古典密码代码
今天开始上密码课,才想起了之前寒假一时兴起写了古典密码的加密解密python代码,故在此总结下
移位密码
def run():
print('*'*5 + '移位密码' + '*'*5)
choice = input('请选择加密/解密(e/d):')
move = int(input('输入右移位数:'))
if choice == 'E' or choice == 'e':
encrypt(move)
elif choice == 'D' or choice == 'd':
decrypt(move)
else:
print('输入有误')
# 加密
def encrypt(move):
m = input('请输入明文:')
print('加密开始……')
c = ''
for i in m: # 遍历明文字符,进行对应操作
if ord(i) == 32: # 空格
c = c + ' '
elif ord(i) in range(65, 91): # 大写
c = c + chr(65 + (ord(i) - 65 + move) % 26)

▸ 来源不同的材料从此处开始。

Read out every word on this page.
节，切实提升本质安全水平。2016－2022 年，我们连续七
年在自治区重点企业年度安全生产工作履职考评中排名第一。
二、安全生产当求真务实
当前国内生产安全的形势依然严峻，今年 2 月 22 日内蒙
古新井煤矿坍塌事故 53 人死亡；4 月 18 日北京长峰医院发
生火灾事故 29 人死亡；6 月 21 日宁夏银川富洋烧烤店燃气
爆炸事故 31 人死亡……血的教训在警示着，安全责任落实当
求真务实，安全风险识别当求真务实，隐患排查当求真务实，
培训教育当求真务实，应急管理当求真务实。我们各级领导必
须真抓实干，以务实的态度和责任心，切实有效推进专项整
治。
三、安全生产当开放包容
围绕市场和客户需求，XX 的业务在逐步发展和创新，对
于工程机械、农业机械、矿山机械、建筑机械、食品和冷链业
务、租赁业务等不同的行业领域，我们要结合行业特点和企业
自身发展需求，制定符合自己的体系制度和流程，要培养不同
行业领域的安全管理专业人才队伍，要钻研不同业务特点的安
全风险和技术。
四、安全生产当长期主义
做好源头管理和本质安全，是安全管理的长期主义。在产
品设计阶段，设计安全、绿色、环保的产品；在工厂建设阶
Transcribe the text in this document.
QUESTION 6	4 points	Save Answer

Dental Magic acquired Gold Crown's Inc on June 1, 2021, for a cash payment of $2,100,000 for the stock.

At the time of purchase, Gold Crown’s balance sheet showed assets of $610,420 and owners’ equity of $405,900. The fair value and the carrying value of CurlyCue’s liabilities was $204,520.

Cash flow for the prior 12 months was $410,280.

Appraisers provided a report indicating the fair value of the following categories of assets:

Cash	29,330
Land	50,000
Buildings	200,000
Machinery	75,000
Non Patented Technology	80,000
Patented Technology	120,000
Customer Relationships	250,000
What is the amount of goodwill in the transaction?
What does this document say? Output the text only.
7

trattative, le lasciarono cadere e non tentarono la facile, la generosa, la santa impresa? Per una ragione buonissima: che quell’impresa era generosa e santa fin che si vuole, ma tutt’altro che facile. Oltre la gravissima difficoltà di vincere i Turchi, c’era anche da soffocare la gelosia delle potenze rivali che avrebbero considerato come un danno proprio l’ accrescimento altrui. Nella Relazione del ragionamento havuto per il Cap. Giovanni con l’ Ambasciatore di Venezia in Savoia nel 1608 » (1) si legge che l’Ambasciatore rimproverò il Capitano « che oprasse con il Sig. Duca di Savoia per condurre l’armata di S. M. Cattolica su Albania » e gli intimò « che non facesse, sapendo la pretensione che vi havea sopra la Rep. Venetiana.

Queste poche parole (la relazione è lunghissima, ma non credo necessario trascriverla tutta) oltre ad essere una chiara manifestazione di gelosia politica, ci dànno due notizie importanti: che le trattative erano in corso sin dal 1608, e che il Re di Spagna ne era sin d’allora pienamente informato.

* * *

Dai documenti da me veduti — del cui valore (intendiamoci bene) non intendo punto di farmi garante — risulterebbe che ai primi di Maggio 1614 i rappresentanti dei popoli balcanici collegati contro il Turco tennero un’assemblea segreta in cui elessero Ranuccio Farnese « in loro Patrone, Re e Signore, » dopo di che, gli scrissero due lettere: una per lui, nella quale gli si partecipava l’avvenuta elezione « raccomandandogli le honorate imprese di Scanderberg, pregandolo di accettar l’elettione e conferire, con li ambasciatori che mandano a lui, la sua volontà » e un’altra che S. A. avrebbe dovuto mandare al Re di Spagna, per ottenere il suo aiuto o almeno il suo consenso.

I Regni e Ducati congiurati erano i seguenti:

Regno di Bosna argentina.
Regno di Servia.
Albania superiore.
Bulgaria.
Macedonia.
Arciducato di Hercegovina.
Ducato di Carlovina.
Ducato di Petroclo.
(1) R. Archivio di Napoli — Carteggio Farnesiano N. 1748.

elif ord(i) in range(97, 123): # 小写
c = c + chr(97 + (ord(i) - 97 + move) % 26)
else: # 其他字符
c = c + i
print('密文:' + c)
# 解密
def decrypt(move):
c = input('请输入密文:')
m = ''
print('解密开始……')
for i in c:
if ord(i) == 32:
m = m + ' '
elif ord(i) in range(65, 91):
m = m + chr(65 + (ord(i) - 65 - move) % 26)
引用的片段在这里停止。